Volkstrauertag

Mahnung zu Versöhnung

Zum Volkstrauertag haben Repräsentanten des Bundes und des Landes Berlin der Opfer von Krieg und Gewaltherrschaft gedacht. Nach der Kranzniederlegung in der Neuen Wache fand im Deutschen Bundestag die zentrale Gedenkveranstaltung statt.

Am Volkstrauertag haben in der Neuen Wache in Berlin Bundespräsident Steinmeier, Bundestagspräsident Schäuble, Bundesverteidigungsministerin von der Leyen, Bundesratspräsident Müller und Verfassungsgerichtspräsident Voßkuhle Kränze niedergelegt.

Gedenken in Berlin: Für die Bundesregierung nahm Verteidigungsministerin von der Leyen teil.

Foto: Bundesregierung/Felix Zahn

Am Volkstrauertag haben zunächst Repräsentanten der Verfassungsorgane der Bundesrepublik Deutschland in der Neuen Wache Kränze niedergelegt. Neben Bundespräsident Frank-Walter Steinmeier nahm Verteidigungsministerin Ursula von der Leyen - in Vertretung der Bundeskanzlerin - an der Kranzniederlegung teil. Zudem waren der Präsident des Deutschen Bundestages, Wolfgang Schäuble, der Präsident des Bundesrates, Michael Müller, und der Präsident des Bundesverfassungsgerichts, Andreas Voßkuhle vor Ort.

Auch der Präsident des Volksbundes Deutsche Kriegsgräberfürsorge und der Generalinspekteur der Bundeswehr und Repräsentanten des Landes Berlin hatten in der Neuen Wache Kränze niedergelegt. Die Neue Wache an der Straße Unter den Linden in Berlin-Mitte erinnert als Zentrale Gedenkstätte der Bundesrepublik Deutschland an die Opfer von Krieg und Gewaltherrschaft.

Der Volkstrauertag ist in Deutschland ein staatlicher Gedenktag und gehört zu den "Stillen Tagen". Er wird seit 1952 zwei Sonntage vor dem ersten Advent begangen.

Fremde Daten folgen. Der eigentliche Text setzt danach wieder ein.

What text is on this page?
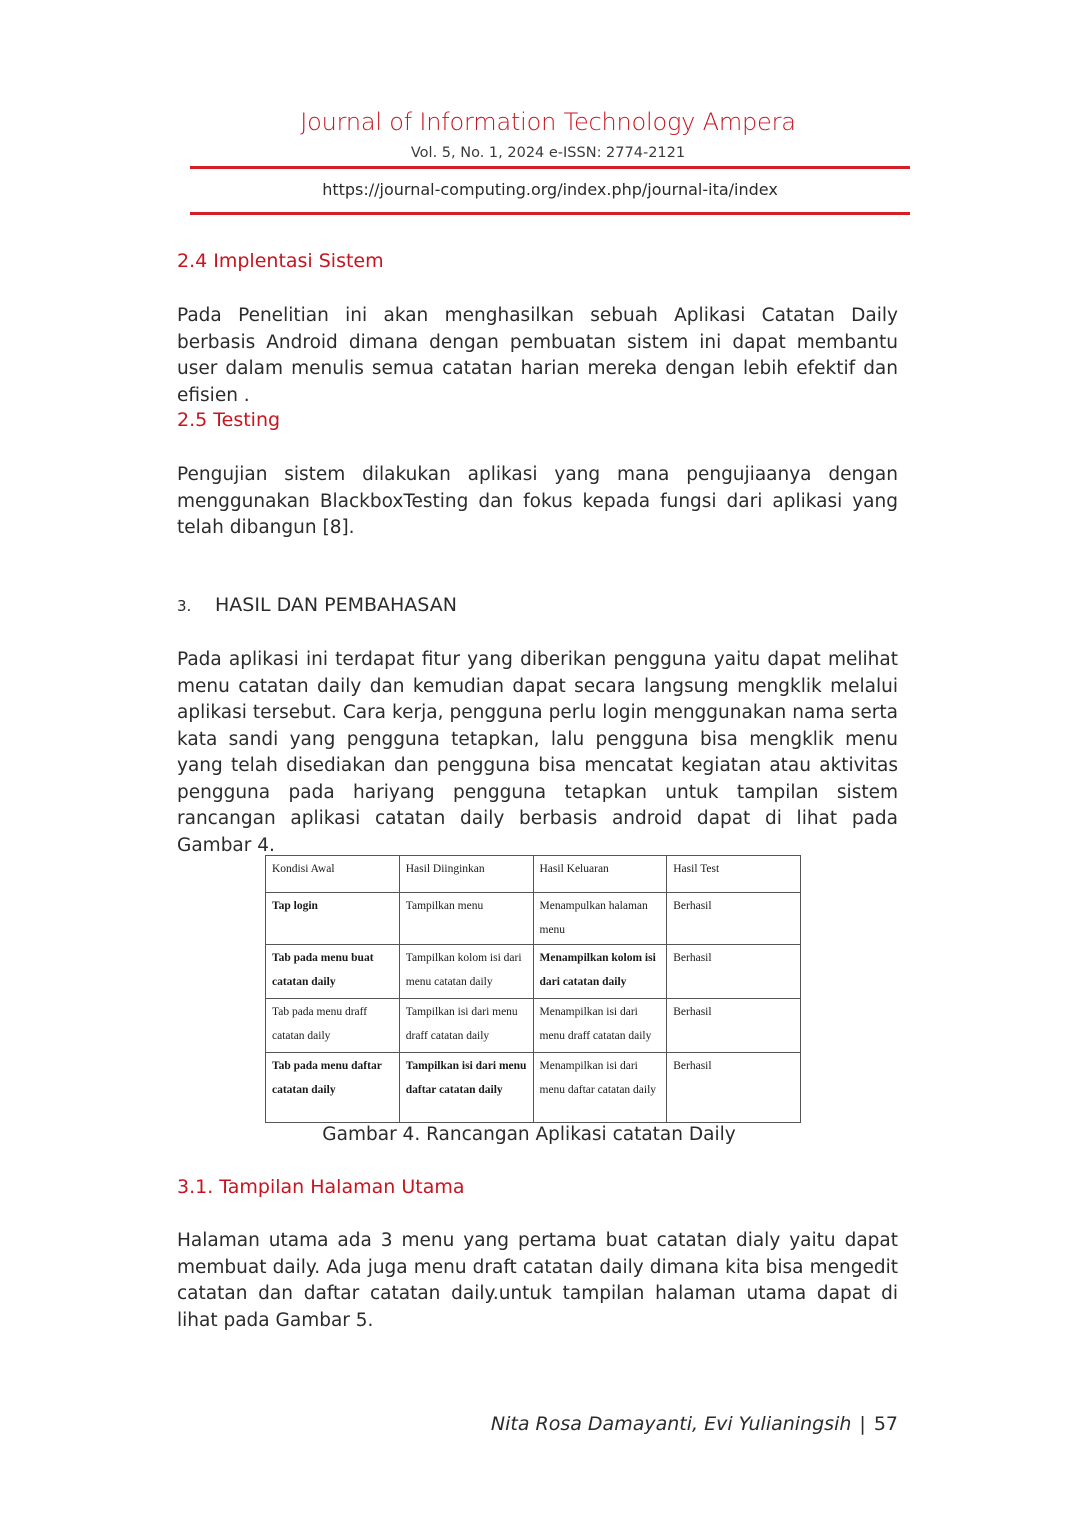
Journal of Information Technology Ampera
Vol. 5, No. 1, 2024 e-ISSN: 2774-2121
https://journal-computing.org/index.php/journal-ita/index
2.4 Implentasi Sistem
Pada Penelitian ini akan menghasilkan sebuah Aplikasi Catatan Daily berbasis Android dimana dengan pembuatan sistem ini dapat membantu user dalam menulis semua catatan harian mereka dengan lebih efektif dan efisien .
2.5 Testing
Pengujian sistem dilakukan aplikasi yang mana pengujiaanya dengan menggunakan BlackboxTesting dan fokus kepada fungsi dari aplikasi yang telah dibangun [8].
3. HASIL DAN PEMBAHASAN
Pada aplikasi ini terdapat fitur yang diberikan pengguna yaitu dapat melihat menu catatan daily dan kemudian dapat secara langsung mengklik melalui aplikasi tersebut. Cara kerja, pengguna perlu login menggunakan nama serta kata sandi yang pengguna tetapkan, lalu pengguna bisa mengklik menu yang telah disediakan dan pengguna bisa mencatat kegiatan atau aktivitas pengguna pada hariyang pengguna tetapkan untuk tampilan sistem rancangan aplikasi catatan daily berbasis android dapat di lihat pada Gambar 4.
Kondisi Awal	Hasil Diinginkan	Hasil Keluaran	Hasil Test
Tap login	Tampilkan menu	Menampulkan halaman menu	Berhasil
Tab pada menu buat catatan daily	Tampilkan kolom isi dari menu catatan daily	Menampilkan kolom isi dari catatan daily	Berhasil
Tab pada menu draff catatan daily	Tampilkan isi dari menu draff catatan daily	Menampilkan isi dari menu draff catatan daily	Berhasil
Tab pada menu daftar catatan daily	Tampilkan isi dari menu daftar catatan daily	Menampilkan isi dari menu daftar catatan daily	Berhasil
Gambar 4. Rancangan Aplikasi catatan Daily
3.1. Tampilan Halaman Utama
Halaman utama ada 3 menu yang pertama buat catatan dialy yaitu dapat membuat daily. Ada juga menu draft catatan daily dimana kita bisa mengedit catatan dan daftar catatan daily.untuk tampilan halaman utama dapat di lihat pada Gambar 5.
Nita Rosa Damayanti, Evi Yulianingsih | 57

Er erinnert an die Kriegstoten und Opfer der Gewaltherrschaft aller Nationen. Der Volkstrauertag ist darüber hinaus zu einem Tag der Mahnung zu Versöhnung, Verständigung und Frieden geworden.

Zentrale Gedenkveranstaltung im Bundestag

Im Anschluss an die Kranzniederlegung fand im Plenarsaal des Deutschen Bundestages die zentrale Gedenkveranstaltung zum Volkstrauertag statt. Die Gedenkstunde stand traditionell unter der Schirmherrschaft des Bundestagspräsidenten, der auch das Totengedenken sprach. Der Ministerpräsident Estlands, Jüri Ratas, hielt die Gedenkrede. Estland hat zur Zeit die EU-Ratspräsidentschaft inne.

Alljährlich wird am Volkstrauertag der Opfer von Krieg und Gewaltherrschaft mit einer Kranzniederlegung in der Neuen Wache gedacht. Seit 1993 ist die Neue Wache die Zentrale Gedenkstätte der Bundesrepublik Deutschland. Bundesweit werden die obersten Bundesbehörden und ihre Geschäftsbereiche halbmast beflaggt.